Já no que concerne ao fornecedor, o Estatuto do Torcedor deixou de expressar uma conceituação, resumindo-se em mencionar como fornecedores equiparados, a entidade responsável pela organização da competição e a entidade de prática desportiva detentora do mando do jogo. Pois bem, este tipo de abordagem demonstra: a) que o conceito de fornecedor, bem como a caracterização daqueles que genuinamente tem esta condição, estão reservados dentro do sistema jurídico nacional para o CDC; b) que no Estatuto não existe um elenco taxativo de fornecedores, de modo que outras pessoas também podem ter esta condição, além das que o Estatuto menciona expressamente. Como exemplo, podemos citar as situações em que um jogo de futebol apesar de ter um clube na condição de mandante, se realize em estádio neutro pertencente a terceiro. Nesta situação, por evidente, o dono do estádio também será considerado fornecedor, tendo em vista que igualmente possui deveres a serem respeitados, em especial quanto a aspectos de segurança, limpeza das instalações, numeração dos lugares, etc. Portanto, subsiste a concepção de que quem atua para prover este mercado de consumo de lazer, inclusive participando da cadeia de fornecimento é, em essência, um fornecedor tal como prescreve o CDC.

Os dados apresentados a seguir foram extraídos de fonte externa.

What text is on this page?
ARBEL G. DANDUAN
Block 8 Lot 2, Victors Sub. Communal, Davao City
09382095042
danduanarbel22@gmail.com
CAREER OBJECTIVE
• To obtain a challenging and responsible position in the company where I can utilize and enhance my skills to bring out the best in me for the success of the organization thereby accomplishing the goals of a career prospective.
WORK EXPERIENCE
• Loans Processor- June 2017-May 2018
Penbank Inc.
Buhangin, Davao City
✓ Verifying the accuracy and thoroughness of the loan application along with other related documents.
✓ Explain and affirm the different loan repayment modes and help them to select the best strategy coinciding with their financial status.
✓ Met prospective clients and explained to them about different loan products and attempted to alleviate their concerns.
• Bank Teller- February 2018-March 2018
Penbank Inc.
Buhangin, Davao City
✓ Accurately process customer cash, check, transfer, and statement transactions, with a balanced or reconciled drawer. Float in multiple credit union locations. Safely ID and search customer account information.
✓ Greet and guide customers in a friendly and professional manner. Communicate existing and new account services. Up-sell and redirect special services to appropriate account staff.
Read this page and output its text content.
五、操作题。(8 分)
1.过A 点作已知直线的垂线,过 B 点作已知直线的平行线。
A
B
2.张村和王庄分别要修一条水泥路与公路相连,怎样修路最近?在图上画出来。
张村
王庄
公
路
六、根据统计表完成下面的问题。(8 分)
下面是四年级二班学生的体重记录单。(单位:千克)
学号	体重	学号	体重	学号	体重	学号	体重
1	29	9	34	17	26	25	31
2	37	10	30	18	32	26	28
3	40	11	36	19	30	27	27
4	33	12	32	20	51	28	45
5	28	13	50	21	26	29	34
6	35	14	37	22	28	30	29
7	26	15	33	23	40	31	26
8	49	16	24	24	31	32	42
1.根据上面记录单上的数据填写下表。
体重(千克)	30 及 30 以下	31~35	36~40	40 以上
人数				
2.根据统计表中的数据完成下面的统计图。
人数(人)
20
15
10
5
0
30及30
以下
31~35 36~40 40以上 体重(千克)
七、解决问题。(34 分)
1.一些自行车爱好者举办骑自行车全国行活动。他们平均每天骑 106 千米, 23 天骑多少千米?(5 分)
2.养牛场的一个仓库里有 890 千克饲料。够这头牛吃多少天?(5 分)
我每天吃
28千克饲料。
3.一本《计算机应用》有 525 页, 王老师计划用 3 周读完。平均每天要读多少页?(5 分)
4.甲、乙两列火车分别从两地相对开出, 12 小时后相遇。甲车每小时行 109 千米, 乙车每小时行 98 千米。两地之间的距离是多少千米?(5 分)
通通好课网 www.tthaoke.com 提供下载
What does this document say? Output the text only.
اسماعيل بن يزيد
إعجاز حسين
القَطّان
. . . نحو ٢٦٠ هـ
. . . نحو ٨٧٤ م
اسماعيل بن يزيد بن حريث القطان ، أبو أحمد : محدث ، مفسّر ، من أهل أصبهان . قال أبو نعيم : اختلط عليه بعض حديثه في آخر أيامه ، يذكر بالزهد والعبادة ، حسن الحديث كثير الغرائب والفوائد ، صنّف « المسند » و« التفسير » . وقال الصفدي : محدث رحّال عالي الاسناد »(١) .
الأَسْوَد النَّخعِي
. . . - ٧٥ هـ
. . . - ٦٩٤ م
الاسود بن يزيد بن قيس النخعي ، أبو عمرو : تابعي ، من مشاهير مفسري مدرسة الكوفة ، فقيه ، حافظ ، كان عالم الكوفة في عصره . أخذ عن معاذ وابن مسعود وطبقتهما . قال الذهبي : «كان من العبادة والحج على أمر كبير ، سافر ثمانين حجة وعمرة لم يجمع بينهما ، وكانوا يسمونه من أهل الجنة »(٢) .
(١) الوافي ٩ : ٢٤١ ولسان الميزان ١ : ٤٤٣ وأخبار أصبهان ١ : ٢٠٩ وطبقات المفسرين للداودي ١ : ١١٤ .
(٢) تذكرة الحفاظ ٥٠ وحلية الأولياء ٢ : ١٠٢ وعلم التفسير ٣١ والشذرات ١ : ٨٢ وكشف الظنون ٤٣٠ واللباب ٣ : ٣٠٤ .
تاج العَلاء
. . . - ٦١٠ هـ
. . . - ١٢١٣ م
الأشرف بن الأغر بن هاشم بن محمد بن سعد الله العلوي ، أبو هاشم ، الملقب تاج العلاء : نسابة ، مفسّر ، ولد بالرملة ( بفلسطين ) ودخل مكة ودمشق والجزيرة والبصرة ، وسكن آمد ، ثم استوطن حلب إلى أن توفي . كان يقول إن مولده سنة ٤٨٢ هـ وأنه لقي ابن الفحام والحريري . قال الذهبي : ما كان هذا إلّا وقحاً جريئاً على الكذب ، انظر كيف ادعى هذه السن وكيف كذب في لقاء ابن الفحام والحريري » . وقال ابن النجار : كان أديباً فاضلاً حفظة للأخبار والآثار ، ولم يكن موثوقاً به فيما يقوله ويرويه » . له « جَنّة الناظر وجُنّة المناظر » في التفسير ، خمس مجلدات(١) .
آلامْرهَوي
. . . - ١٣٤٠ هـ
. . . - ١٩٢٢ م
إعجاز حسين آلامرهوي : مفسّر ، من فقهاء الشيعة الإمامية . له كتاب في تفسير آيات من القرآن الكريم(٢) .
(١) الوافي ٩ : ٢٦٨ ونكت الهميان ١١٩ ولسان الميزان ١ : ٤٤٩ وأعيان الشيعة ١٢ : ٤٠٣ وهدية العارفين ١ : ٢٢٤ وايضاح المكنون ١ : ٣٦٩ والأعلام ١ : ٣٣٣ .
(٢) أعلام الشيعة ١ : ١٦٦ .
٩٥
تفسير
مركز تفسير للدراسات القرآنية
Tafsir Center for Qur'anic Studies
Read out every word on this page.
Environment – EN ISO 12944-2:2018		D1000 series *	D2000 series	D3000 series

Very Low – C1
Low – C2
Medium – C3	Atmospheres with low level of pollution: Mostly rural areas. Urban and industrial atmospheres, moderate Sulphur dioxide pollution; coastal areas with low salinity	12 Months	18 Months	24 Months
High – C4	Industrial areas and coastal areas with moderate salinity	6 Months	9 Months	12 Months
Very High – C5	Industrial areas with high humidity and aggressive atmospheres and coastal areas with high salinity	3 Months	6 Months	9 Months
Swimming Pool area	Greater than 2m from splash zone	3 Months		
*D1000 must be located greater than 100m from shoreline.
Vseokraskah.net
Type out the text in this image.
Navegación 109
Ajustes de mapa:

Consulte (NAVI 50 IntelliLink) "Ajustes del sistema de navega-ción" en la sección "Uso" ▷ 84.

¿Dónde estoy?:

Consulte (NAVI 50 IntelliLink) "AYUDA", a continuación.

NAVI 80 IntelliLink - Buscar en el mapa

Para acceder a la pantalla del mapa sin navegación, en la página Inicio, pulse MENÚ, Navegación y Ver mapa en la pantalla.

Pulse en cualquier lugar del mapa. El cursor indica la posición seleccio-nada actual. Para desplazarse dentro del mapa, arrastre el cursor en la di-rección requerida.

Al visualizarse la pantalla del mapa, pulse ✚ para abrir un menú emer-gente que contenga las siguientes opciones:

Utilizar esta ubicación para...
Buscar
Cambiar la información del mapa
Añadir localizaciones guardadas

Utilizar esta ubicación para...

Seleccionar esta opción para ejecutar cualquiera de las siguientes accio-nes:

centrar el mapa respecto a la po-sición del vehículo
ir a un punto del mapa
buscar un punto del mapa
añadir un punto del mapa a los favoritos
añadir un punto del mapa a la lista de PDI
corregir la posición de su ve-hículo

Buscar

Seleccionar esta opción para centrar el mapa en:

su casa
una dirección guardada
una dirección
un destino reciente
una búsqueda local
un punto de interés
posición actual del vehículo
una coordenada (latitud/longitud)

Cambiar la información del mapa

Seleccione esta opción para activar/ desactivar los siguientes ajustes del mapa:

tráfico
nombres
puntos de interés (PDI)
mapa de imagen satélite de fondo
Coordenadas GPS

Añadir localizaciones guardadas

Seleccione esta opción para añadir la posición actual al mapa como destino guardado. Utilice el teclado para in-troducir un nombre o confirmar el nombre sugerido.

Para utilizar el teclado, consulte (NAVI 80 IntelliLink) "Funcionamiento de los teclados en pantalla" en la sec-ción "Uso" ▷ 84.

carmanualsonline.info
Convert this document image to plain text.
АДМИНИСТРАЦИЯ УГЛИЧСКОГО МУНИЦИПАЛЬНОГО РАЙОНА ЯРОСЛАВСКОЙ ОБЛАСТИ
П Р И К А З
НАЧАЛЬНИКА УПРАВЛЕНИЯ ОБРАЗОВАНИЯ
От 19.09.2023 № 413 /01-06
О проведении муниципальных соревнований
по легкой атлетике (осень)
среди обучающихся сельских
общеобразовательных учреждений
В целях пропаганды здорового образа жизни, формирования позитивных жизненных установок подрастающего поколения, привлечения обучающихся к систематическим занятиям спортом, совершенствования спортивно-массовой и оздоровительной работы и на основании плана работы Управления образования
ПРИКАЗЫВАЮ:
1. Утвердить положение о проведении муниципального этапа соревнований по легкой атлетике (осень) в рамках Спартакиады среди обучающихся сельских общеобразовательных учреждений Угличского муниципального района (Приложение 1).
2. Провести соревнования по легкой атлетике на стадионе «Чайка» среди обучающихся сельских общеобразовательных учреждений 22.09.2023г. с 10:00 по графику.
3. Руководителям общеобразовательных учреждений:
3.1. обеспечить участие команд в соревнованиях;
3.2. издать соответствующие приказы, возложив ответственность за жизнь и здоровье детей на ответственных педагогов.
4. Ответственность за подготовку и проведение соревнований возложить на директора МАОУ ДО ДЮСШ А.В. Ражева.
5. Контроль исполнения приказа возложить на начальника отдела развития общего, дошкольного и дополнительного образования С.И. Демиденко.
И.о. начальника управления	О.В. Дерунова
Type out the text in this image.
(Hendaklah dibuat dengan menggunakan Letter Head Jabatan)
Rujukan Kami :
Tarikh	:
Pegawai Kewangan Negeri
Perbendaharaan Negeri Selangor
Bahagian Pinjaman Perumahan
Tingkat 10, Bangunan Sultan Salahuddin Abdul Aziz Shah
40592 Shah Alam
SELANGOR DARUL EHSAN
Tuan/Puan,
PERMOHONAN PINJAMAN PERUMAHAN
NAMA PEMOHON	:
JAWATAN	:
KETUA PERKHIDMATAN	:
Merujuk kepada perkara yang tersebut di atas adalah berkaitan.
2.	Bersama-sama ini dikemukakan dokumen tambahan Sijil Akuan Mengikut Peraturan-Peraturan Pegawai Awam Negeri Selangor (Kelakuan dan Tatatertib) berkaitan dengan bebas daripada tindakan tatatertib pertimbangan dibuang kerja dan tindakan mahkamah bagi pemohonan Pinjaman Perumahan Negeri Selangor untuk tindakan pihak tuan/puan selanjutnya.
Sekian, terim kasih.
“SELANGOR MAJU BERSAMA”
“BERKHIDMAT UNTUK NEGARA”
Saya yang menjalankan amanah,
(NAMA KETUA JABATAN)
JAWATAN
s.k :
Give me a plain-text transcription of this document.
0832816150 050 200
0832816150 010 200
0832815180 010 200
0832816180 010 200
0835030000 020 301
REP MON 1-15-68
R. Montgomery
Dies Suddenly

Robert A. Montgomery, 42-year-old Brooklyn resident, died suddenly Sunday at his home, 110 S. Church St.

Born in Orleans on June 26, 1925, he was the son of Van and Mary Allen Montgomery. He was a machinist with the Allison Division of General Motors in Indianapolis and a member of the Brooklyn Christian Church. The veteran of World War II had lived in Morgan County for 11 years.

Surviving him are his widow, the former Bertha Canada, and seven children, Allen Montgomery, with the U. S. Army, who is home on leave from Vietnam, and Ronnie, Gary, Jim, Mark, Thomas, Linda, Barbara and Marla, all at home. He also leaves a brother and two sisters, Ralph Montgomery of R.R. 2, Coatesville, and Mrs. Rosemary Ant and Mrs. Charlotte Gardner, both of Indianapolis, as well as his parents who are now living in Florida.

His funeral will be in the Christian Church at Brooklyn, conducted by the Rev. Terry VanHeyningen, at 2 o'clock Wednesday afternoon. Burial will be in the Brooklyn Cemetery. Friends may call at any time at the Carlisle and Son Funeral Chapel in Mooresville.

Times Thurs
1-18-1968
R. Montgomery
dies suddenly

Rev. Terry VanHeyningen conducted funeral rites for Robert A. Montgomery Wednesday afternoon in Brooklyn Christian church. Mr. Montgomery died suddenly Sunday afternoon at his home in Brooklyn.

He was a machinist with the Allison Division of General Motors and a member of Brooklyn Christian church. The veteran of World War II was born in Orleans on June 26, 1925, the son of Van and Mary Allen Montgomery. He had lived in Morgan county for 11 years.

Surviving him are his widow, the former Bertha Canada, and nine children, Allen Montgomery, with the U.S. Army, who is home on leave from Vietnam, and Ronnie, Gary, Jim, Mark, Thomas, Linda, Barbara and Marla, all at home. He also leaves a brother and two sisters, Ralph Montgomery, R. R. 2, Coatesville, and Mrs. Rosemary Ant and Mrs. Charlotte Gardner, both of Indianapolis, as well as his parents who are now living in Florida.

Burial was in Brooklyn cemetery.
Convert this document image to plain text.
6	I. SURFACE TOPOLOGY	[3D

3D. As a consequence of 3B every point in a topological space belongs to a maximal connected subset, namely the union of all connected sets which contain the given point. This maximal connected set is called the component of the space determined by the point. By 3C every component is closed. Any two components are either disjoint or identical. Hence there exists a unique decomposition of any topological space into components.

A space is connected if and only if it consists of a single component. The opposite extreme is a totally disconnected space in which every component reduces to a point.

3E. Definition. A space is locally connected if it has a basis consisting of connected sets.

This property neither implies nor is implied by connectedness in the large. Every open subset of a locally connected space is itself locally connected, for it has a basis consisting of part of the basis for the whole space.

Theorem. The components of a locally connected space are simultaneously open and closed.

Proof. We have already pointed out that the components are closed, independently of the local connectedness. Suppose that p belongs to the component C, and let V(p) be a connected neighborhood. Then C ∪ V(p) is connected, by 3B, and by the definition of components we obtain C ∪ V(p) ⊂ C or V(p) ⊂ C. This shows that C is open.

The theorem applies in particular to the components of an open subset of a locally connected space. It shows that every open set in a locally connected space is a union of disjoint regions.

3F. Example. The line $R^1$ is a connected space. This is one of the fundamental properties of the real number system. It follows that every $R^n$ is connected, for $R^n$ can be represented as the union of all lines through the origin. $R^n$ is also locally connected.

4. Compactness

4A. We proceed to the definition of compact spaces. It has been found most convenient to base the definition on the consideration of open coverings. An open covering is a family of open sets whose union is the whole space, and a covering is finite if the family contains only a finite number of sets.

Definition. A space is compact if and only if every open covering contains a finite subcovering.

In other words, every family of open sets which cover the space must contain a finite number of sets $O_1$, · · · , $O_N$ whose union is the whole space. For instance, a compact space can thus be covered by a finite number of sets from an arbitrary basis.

O Estatuto do Torcedor, então, veio tornar indubitável no direito positivo, a caracterização como fornecedor ou consumidor/torcedor, apenas daqueles cuja condição poderia gerar mais questionamentos, contribuindo desta forma para elucidar este reconhecimento nos casos concretos enfrentados pela jurisprudência. E, neste sentido, jamais extrapolou ou se incompatibilizou com o que dispõe o CDC.
Oscar Ivan Prux é advogado, economista, professor, especialista em Teoria Econômica, mestre e doutor em Direito. Coordenador do curso de Direito da Unopar em Arapongas-PR. Diretor do Brasilcon para o Paraná.